Nous errâmes longtemps dans ce que nous comprenions être Apocrypha, la bibliothèque infinie du Prince daedra Hermaeus Mora. Nous avons découvert que cette “bibliothèque” possède deux facettes : l’une où la tourbe entre les incunables, brossée de la lueur d’un émeraude blême, regarde un ciel couvert de tâches d’encre ; l’autre, où ce même ciel pulse d’un pourpre agressif et se contracte comme pour penser, et à chaque impulsion de nouveaux tentacules percent le sol et s’entremêlent pour ressembler à des machines aux fonctions délirantes. Deux faces du filet de Son esprit.

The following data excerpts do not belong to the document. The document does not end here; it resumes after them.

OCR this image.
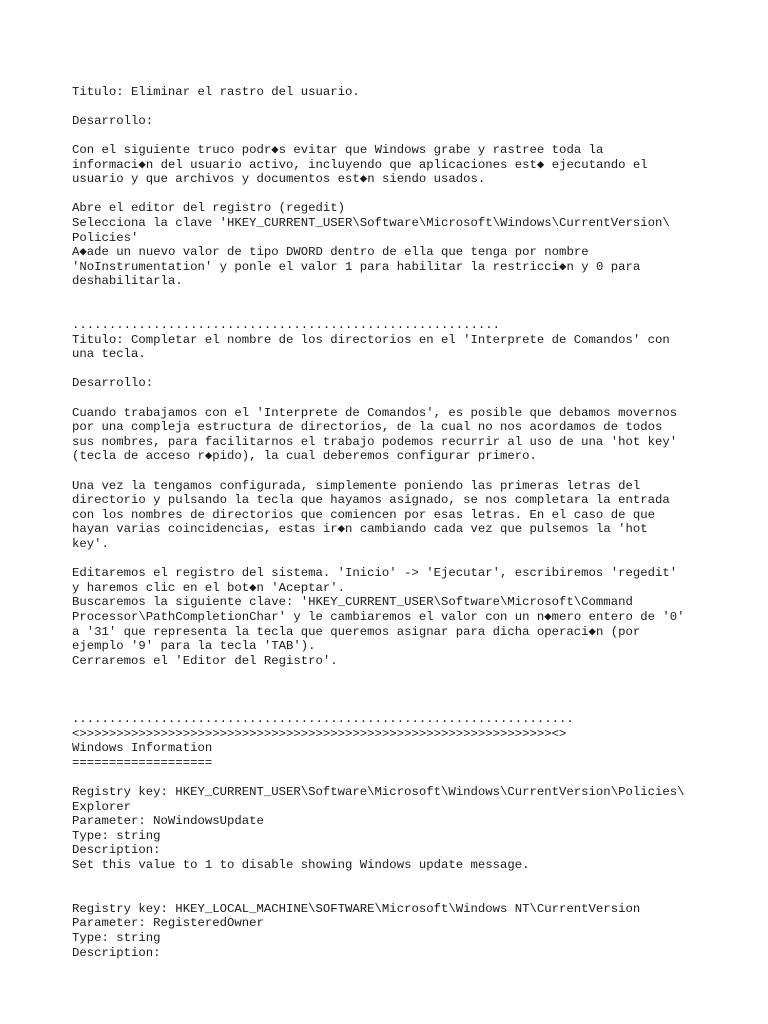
Titulo: Eliminar el rastro del usuario.
Desarrollo:
Con el siguiente truco podr◆s evitar que Windows grabe y rastree toda la
informaci◆n del usuario activo, incluyendo que aplicaciones est◆ ejecutando el
usuario y que archivos y documentos est◆n siendo usados.
Abre el editor del registro (regedit)
Selecciona la clave 'HKEY_CURRENT_USER\Software\Microsoft\Windows\CurrentVersion\
Policies'
A◆ade un nuevo valor de tipo DWORD dentro de ella que tenga por nombre
'NoInstrumentation' y ponle el valor 1 para habilitar la restricci◆n y 0 para
deshabilitarla.
..........................................................
Titulo: Completar el nombre de los directorios en el 'Interprete de Comandos' con
una tecla.
Desarrollo:
Cuando trabajamos con el 'Interprete de Comandos', es posible que debamos movernos
por una compleja estructura de directorios, de la cual no nos acordamos de todos
sus nombres, para facilitarnos el trabajo podemos recurrir al uso de una 'hot key'
(tecla de acceso r◆pido), la cual deberemos configurar primero.
Una vez la tengamos configurada, simplemente poniendo las primeras letras del
directorio y pulsando la tecla que hayamos asignado, se nos completara la entrada
con los nombres de directorios que comiencen por esas letras. En el caso de que
hayan varias coincidencias, estas ir◆n cambiando cada vez que pulsemos la 'hot
key'.
Editaremos el registro del sistema. 'Inicio' -> 'Ejecutar', escribiremos 'regedit'
y haremos clic en el bot◆n 'Aceptar'.
Buscaremos la siguiente clave: 'HKEY_CURRENT_USER\Software\Microsoft\Command
Processor\PathCompletionChar' y le cambiaremos el valor con un n◆mero entero de '0'
a '31' que representa la tecla que queremos asignar para dicha operaci◆n (por
ejemplo '9' para la tecla 'TAB').
Cerraremos el 'Editor del Registro'.
....................................................................
<>>>>>>>>>>>>>>>>>>>>>>>>>>>>>>>>>>>>>>>>>>>>>>>>>>>>>>>>>>>>>>>><>
Windows Information
===================
Registry key: HKEY_CURRENT_USER\Software\Microsoft\Windows\CurrentVersion\Policies\
Explorer
Parameter: NoWindowsUpdate
Type: string
Description:
Set this value to 1 to disable showing Windows update message.
Registry key: HKEY_LOCAL_MACHINE\SOFTWARE\Microsoft\Windows NT\CurrentVersion
Parameter: RegisteredOwner
Type: string
Description:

Nous avons fini par trouver un hameau. Nous ne sommes pas les seuls à avoir été catalogués. Ici, les gens se nourrissent des histoires écrites sur les pages qui filent dans les airs et celles dans les tomes qui émergent de la boue. Ils lisent jusqu’à ce que leurs deux yeux se rejoignent. Moi, j’écris. J’écris ces lignes sur une page que j’ai trouvée qui, étrangement, n’avait pas de contenu. J’écris pour qu’ils lisent avant que leurs yeux ne se soient complètement joints. Parce qu’avant cela, il y a toujours un espoir que ces mots ne soient pas vrais. Avant de pouvoir voir, nous croyons encore, naïvement, que tout cela est un mensonge, que ce que raconte ces textes n’existe pas, et que cette page sous ma plume n’est qu’un apocryphe.

L’avis de la rédaction

L’avis de Nakalololo

Le point fort de ce Chapitre est sans conteste sa nouvelle classe. L’arcaniste est vraiment très différente des autres classes du jeu : on peut vraiment ressentir qu’il y a eu une grosse réflexion sur la façon dont de nouvelles choses pouvaient être apportées en manière de gameplay. Je me fais la réflexion à chaque nouvelle classe ajoutée au jeu que celle-ci paraît plus dynamique que les autres, mais pour l’arcaniste, c’est encore le niveau d’au-dessus. La gestion des points de combo rend les combats totalement différents. On ne se focalise plus uniquement sur les ressources, on cherche aussi les moments où il est judicieux de faire monter les points de combo, et les moments où on les relâche pour renforcer nos sorts. Je ne sais pas si la volonté d’absence de rotation prédéfinie résistera à la méta du jeu, mais pour ce que j’en ai vu, la tentative est prometteuse. Et le ressenti de la classe, avec ses effets visuels et son sound design, est génial ! On a l’impression de jouer à un shooter de science-fiction.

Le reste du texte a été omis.